L’ADORATION DES MAGES

(Galerie du Vatican)

Ce petit tableau fait suite à l’Annonciation, et appartient à la même époque, l’an 1502. Au premier coup d’œil, on ne peut s’empêcher d’admirer la grâce charmante et l’aisance merveilleuse avec lesquelles ce jeune peintre de dix-neuf ans met en mouvement tout le splendide cortège des mages. Sa manière de rendre le plus populaire et le plus romantique des récits religieux, forme un véritable commentaire du texte sacré. Écoutons d’abord saint Mathieu.

«Lors donc que Jésus fut né en Bethléem de Juda, sous le règne d’Hérode, voilà que des mages arrivèrent d’Orient à Jérusalem,

«Disant: Où est celui qui est né roi des Juifs? car nous avons vu son étoile en Orient, et nous sommes venus pour l’adorer.

«Ayant appris cela, le roi Hérode en fut troublé, et tout Jérusalem comme lui...

«Les mages secrètement appelés, il s’informa près d’eux du temps précis où l’étoile leur était apparue.

«Puis, les envoyant à Bethléem, il leur dit: Allez, cherchez avec soin cet enfant, et quand vous l’aurez trouvé, revenez me le faire savoir, afin que, moi aussi, j’aille l’adorer.

«Dès que ceux-ci eurent entendu ces paroles du roi, ils s’en allèrent; et voilà que l’étoile qu’ils avaient aperçue en Orient marchait devant eux, jusqu’à ce qu’elle s’arrêta au-dessus du lieu où était l’enfant.

«Or, en voyant ce mouvement de l’étoile, ils furent transportés d’une grande joie,

«Et, étant entrés dans la maison, ils y trouvèrent le nouveau-né près de Marie, sa mère; et, se prosternant, ils l’adorèrent; puis, sortant leurs trésors, ils lui offrirent en présent de l’or, de l’encens et de la myrrhe.

«Mais, ayant été avertis en songe de ne point retourner vers Hérode, ils regagnèrent leur pays par un autre chemin.»

C’est à Jésus que s’adressent ces hommages des princes orientaux. Mais le Sauveur n’est encore qu’un simple enfant, et, en cette qualité, il ne peut se passer de sa mère ni être séparé d’elle un seul instant. Elle sera donc manifestée en quelque sorte avec lui à ses nobles visiteurs, et c’est dans ses bras que le Christ recevra le culte le plus solennel qui lui ait été rendu pendant sa vie mortelle. Il en rejaillira une gloire incomparable sur la Vierge Marie. Par elle, Jésus est le véritable fils de l’homme; c’est d’elle qu’il tire le témoignage de ses abaissements; c’est sur elle, en retour, qu’il reflètera, avec le plus d’éclat, sa divinité. Elle grandit en proportion des humiliations de son fils. Etroitement liée à la hiérarchie de l’Incarnation, elle y occupe une place d’honneur. Telle est la doctrine profonde que l’art doit interpréter dans l’Adoration des Mages.
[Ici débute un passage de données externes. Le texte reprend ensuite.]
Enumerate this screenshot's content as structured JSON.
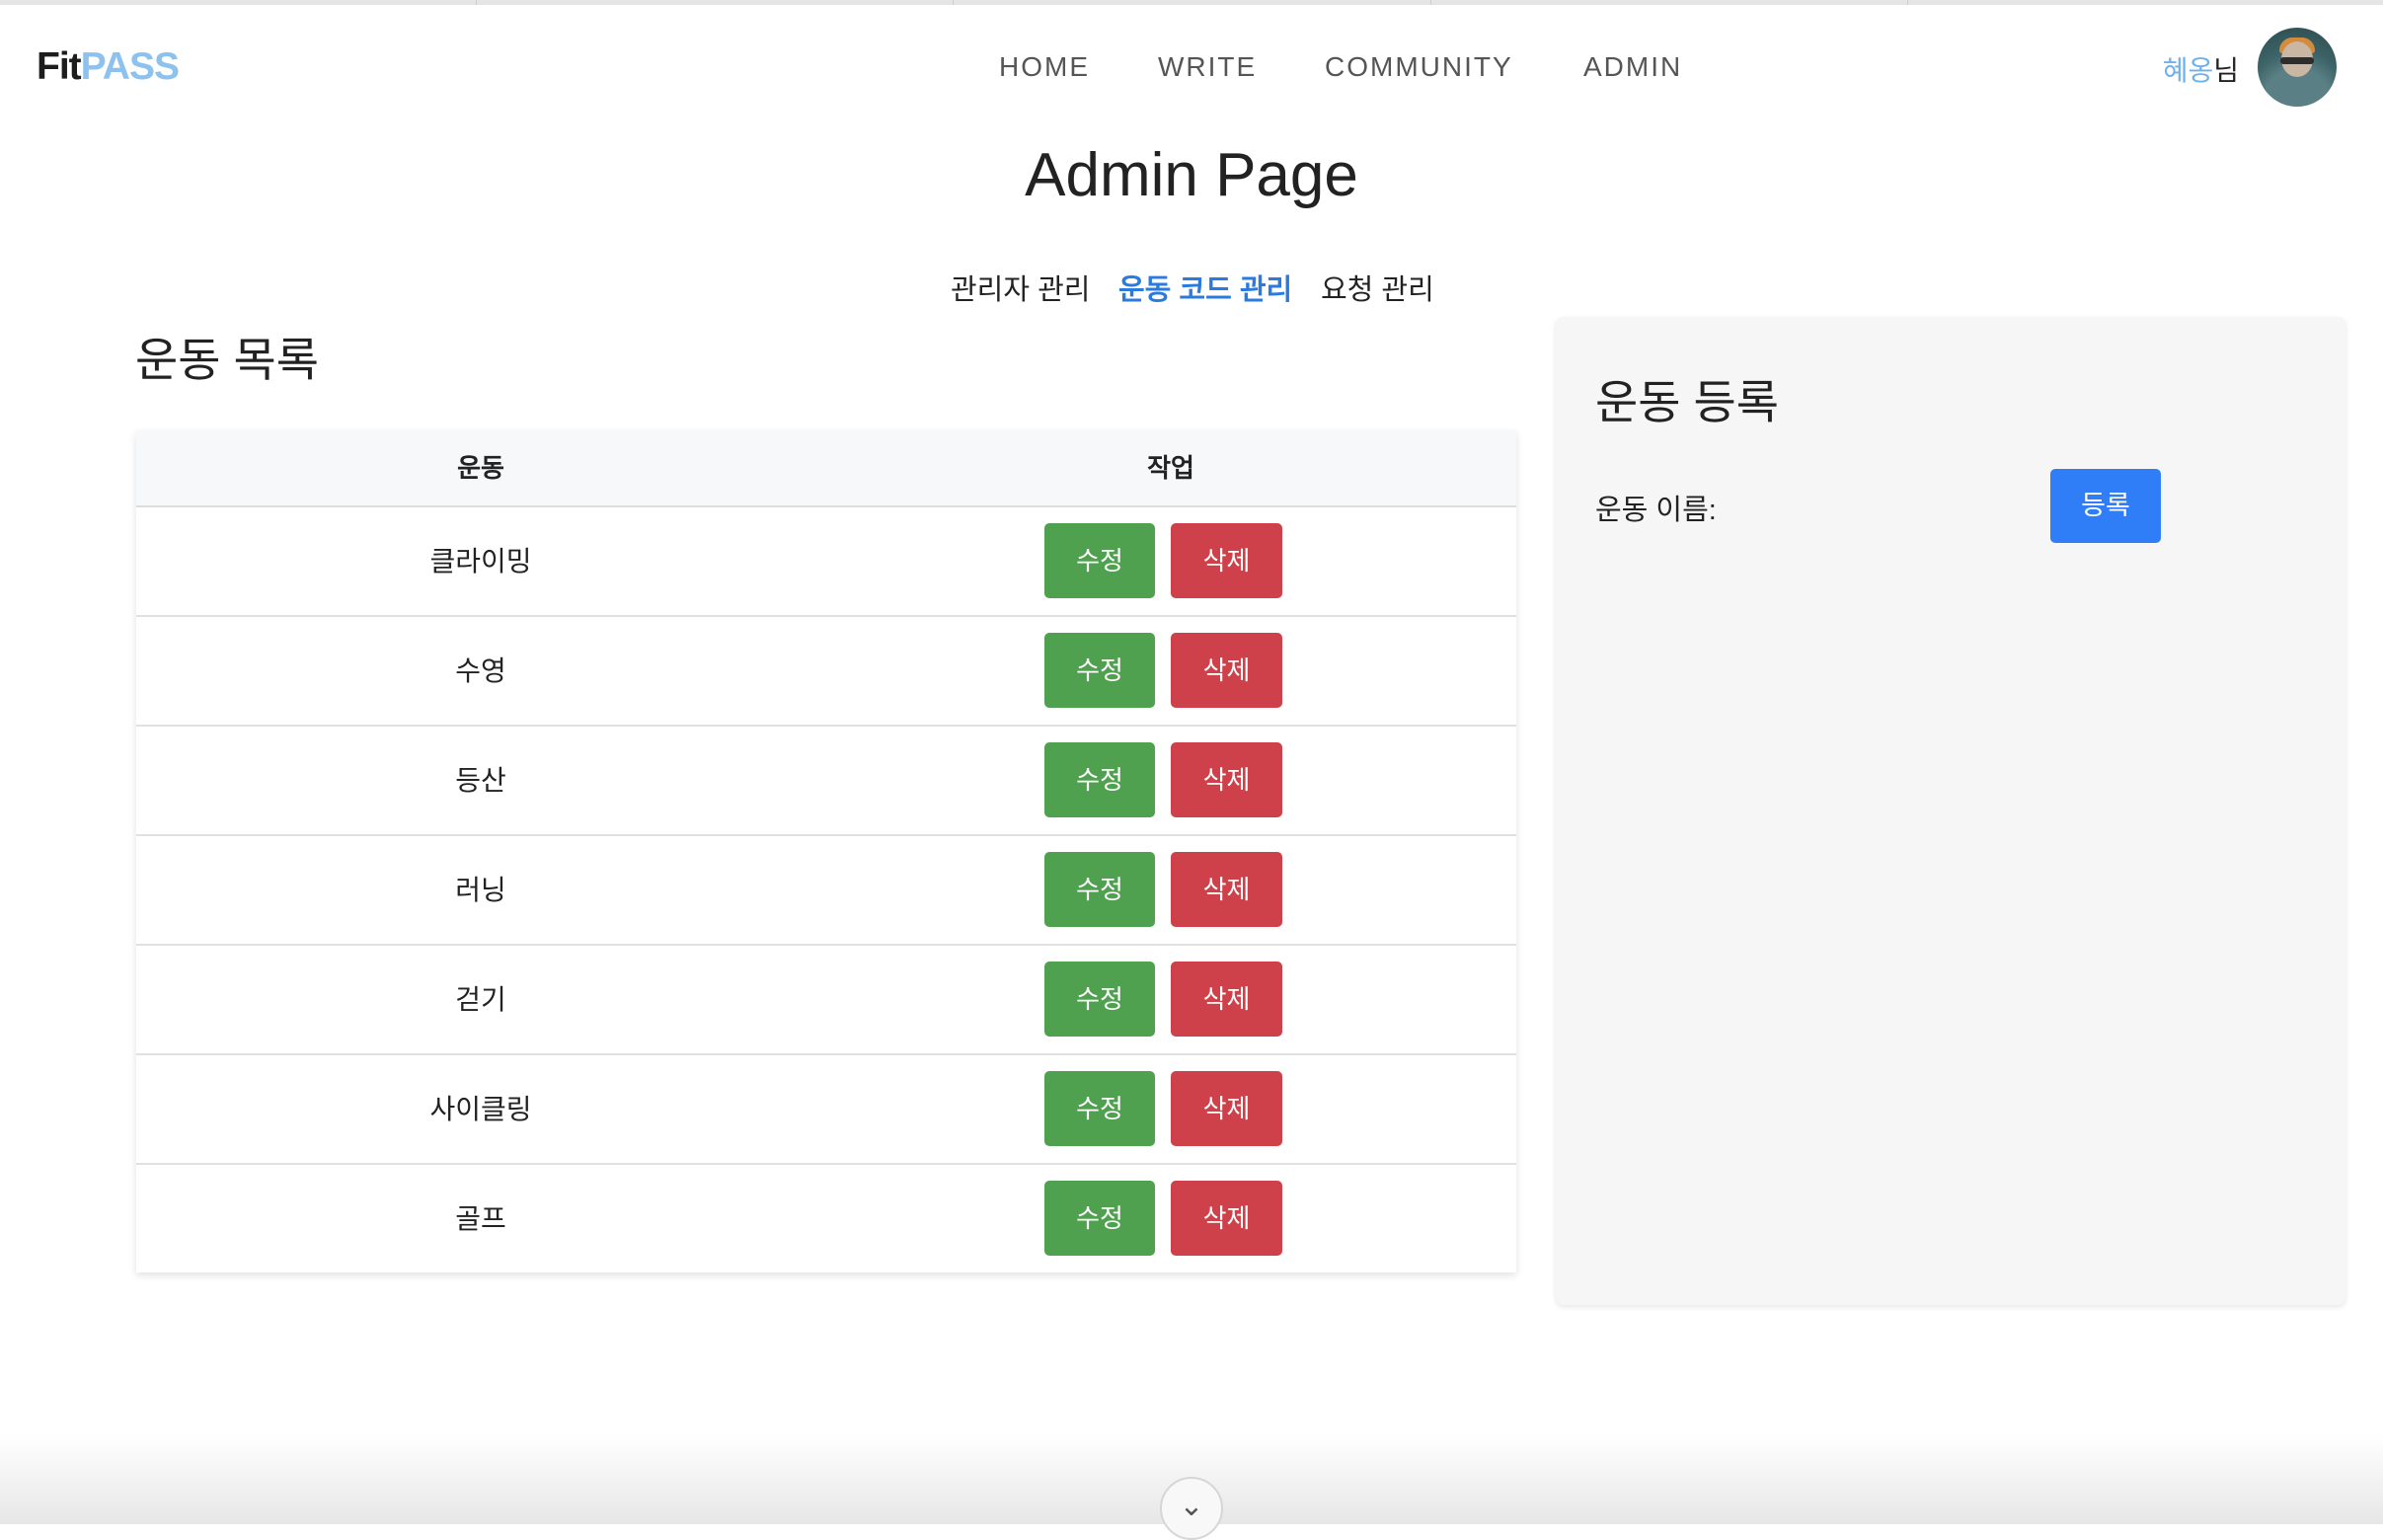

L’aurore blanchit au loin l’horizon; ses lueurs naissantes éclairent un gracieux paysage; une lumière douce et suave pénètre la nature et semble vouloir célébrer les splendeurs d’un monde nouveau.
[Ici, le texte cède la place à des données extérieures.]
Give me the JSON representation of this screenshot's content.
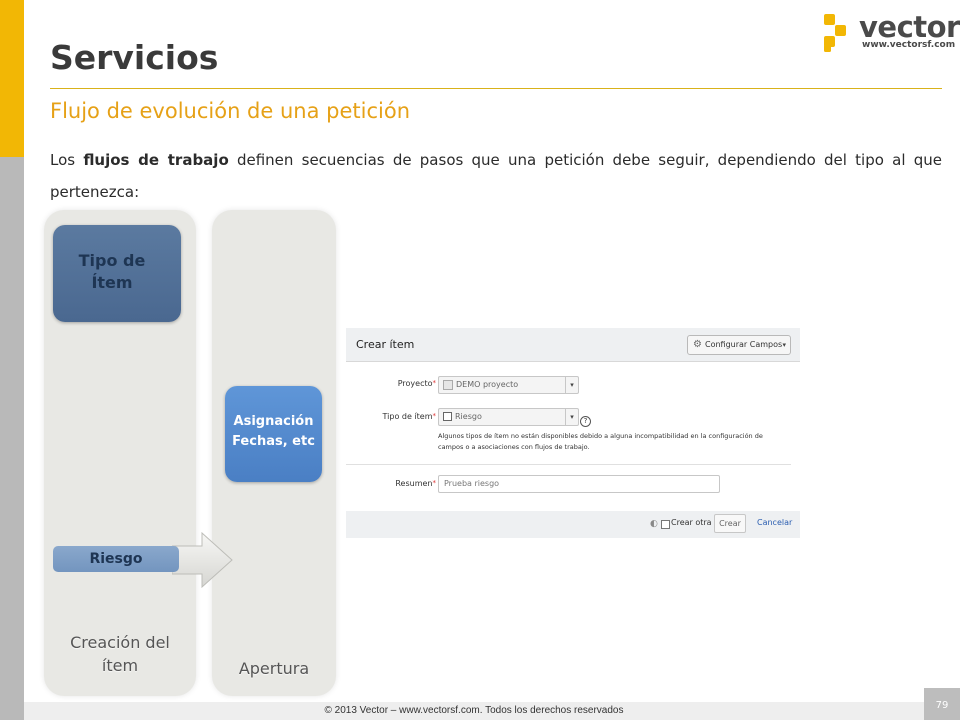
{
  "slide": {
    "title": "Servicios",
    "subtitle": "Flujo de evolución de una petición",
    "paragraph": {
      "part1": "Los ",
      "bold1": "flujos de trabajo",
      "part2": " definen secuencias de pasos que una petición debe seguir, dependiendo del tipo al que pertenezca:"
    },
    "page_number": "79",
    "footer": "© 2013 Vector – www.vectorsf.com. Todos los derechos reservados"
  },
  "logo": {
    "name": "vector",
    "url": "www.vectorsf.com",
    "color": "#f2b705"
  },
  "diagram": {
    "lane1_label_line1": "Creación del",
    "lane1_label_line2": "ítem",
    "lane2_label": "Apertura",
    "box_tipo_line1": "Tipo de",
    "box_tipo_line2": "Ítem",
    "box_asig_line1": "Asignación",
    "box_asig_line2": "Fechas, etc",
    "riesgo": "Riesgo"
  },
  "form": {
    "title": "Crear ítem",
    "config_button": "Configurar Campos",
    "config_icon": "gear-icon",
    "proyecto_label": "Proyecto",
    "proyecto_value": "DEMO proyecto",
    "tipo_label": "Tipo de ítem",
    "tipo_value": "Riesgo",
    "help_glyph": "?",
    "note": "Algunos tipos de ítem no están disponibles debido a alguna incompatibilidad en la configuración de campos o a asociaciones con flujos de trabajo.",
    "resumen_label": "Resumen",
    "resumen_value": "Prueba riesgo",
    "crear_otra": "Crear otra",
    "crear_button": "Crear",
    "cancel_link": "Cancelar",
    "required_mark": "*"
  },
  "colors": {
    "accent_yellow": "#f2b705",
    "subtitle_orange": "#e6a117",
    "box_dark_blue": "#4a6890",
    "box_light_blue": "#4a7fc4"
  }
}
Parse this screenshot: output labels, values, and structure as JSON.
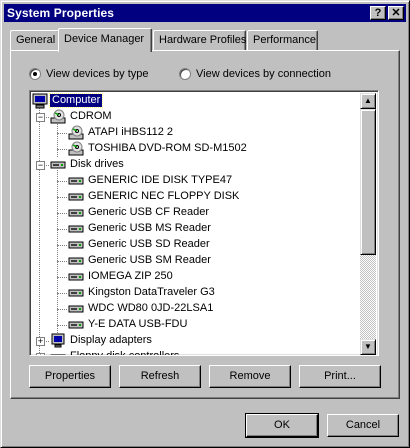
{
  "window": {
    "title": "System Properties"
  },
  "titlebar": {
    "help_glyph": "?",
    "close_glyph": "✕"
  },
  "tabs": [
    {
      "label": "General"
    },
    {
      "label": "Device Manager"
    },
    {
      "label": "Hardware Profiles"
    },
    {
      "label": "Performance"
    }
  ],
  "view_options": {
    "by_type": "View devices by type",
    "by_connection": "View devices by connection",
    "selected": "by_type"
  },
  "tree": {
    "rows": [
      {
        "label": "Computer",
        "level": 0,
        "expander": "minus",
        "icon": "computer-icon",
        "selected": true
      },
      {
        "label": "CDROM",
        "level": 1,
        "expander": "minus",
        "icon": "cdrom-icon"
      },
      {
        "label": "ATAPI iHBS112   2",
        "level": 2,
        "icon": "cdrom-icon"
      },
      {
        "label": "TOSHIBA DVD-ROM SD-M1502",
        "level": 2,
        "icon": "cdrom-icon"
      },
      {
        "label": "Disk drives",
        "level": 1,
        "expander": "minus",
        "icon": "disk-drive-icon"
      },
      {
        "label": "GENERIC IDE  DISK TYPE47",
        "level": 2,
        "icon": "disk-drive-icon"
      },
      {
        "label": "GENERIC NEC  FLOPPY DISK",
        "level": 2,
        "icon": "disk-drive-icon"
      },
      {
        "label": "Generic USB CF Reader",
        "level": 2,
        "icon": "disk-drive-icon"
      },
      {
        "label": "Generic USB MS Reader",
        "level": 2,
        "icon": "disk-drive-icon"
      },
      {
        "label": "Generic USB SD Reader",
        "level": 2,
        "icon": "disk-drive-icon"
      },
      {
        "label": "Generic USB SM Reader",
        "level": 2,
        "icon": "disk-drive-icon"
      },
      {
        "label": "IOMEGA ZIP 250",
        "level": 2,
        "icon": "disk-drive-icon"
      },
      {
        "label": "Kingston DataTraveler G3",
        "level": 2,
        "icon": "disk-drive-icon"
      },
      {
        "label": "WDC WD80 0JD-22LSA1",
        "level": 2,
        "icon": "disk-drive-icon"
      },
      {
        "label": "Y-E DATA USB-FDU",
        "level": 2,
        "icon": "disk-drive-icon"
      },
      {
        "label": "Display adapters",
        "level": 1,
        "expander": "plus",
        "icon": "monitor-icon"
      },
      {
        "label": "Floppy disk controllers",
        "level": 1,
        "expander": "plus",
        "icon": "controller-icon"
      }
    ]
  },
  "scrollbar": {
    "up_glyph": "▲",
    "down_glyph": "▼"
  },
  "buttons": {
    "properties": "Properties",
    "refresh": "Refresh",
    "remove": "Remove",
    "print": "Print...",
    "ok": "OK",
    "cancel": "Cancel"
  },
  "colors": {
    "title_bar": "#000080",
    "face": "#c0c0c0",
    "selection": "#000080"
  }
}
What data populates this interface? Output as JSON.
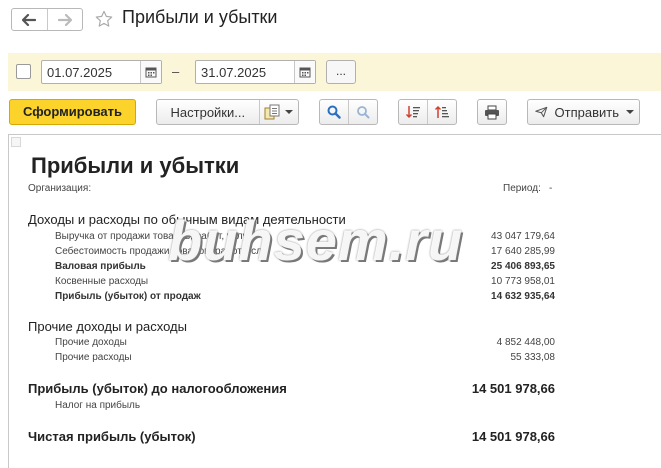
{
  "window": {
    "title": "Прибыли и убытки"
  },
  "period": {
    "date_from": "01.07.2025",
    "date_to": "31.07.2025",
    "separator": "–",
    "more_label": "..."
  },
  "toolbar": {
    "generate_label": "Сформировать",
    "settings_label": "Настройки...",
    "send_label": "Отправить"
  },
  "report": {
    "title": "Прибыли и убытки",
    "org_label": "Организация:",
    "period_label": "Период:",
    "period_value": "-",
    "section1": {
      "title": "Доходы и расходы по обычным видам деятельности",
      "rows": [
        {
          "label": "Выручка от продажи товаров, работ, услуг",
          "value": "43 047 179,64"
        },
        {
          "label": "Себестоимость продажи товаров, работ, услуг",
          "value": "17 640 285,99"
        },
        {
          "label": "Валовая прибыль",
          "value": "25 406 893,65"
        },
        {
          "label": "Косвенные расходы",
          "value": "10 773 958,01"
        },
        {
          "label": "Прибыль (убыток) от продаж",
          "value": "14 632 935,64"
        }
      ]
    },
    "section2": {
      "title": "Прочие доходы и расходы",
      "rows": [
        {
          "label": "Прочие доходы",
          "value": "4 852 448,00"
        },
        {
          "label": "Прочие расходы",
          "value": "55 333,08"
        }
      ]
    },
    "pretax": {
      "label": "Прибыль (убыток) до налогообложения",
      "value": "14 501 978,66",
      "tax_label": "Налог на прибыль"
    },
    "net": {
      "label": "Чистая прибыль (убыток)",
      "value": "14 501 978,66"
    }
  },
  "watermark": "buhsem.ru",
  "colors": {
    "primary_button": "#fbd32a",
    "period_panel": "#fbf6d8",
    "search_icon": "#2a6fc0",
    "sort_icon_red": "#d04030"
  }
}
Magnus ah integro saelorum nascitur ordo,

Jam nova progenies cœlo demittitur alto .

Une pauvre cabane en ruines représente l’étable, au-dessus de laquelle s’est arrêtée l’étoile miraculeuse, que la ligne supérieure du cadre dérobe aux regards du spectateur. Les mages arrivent avec leur brillante cavalcade et un nombreux cortège. Ils ont mis pied à terre et offrent au divin enfant leurs mystiques présents.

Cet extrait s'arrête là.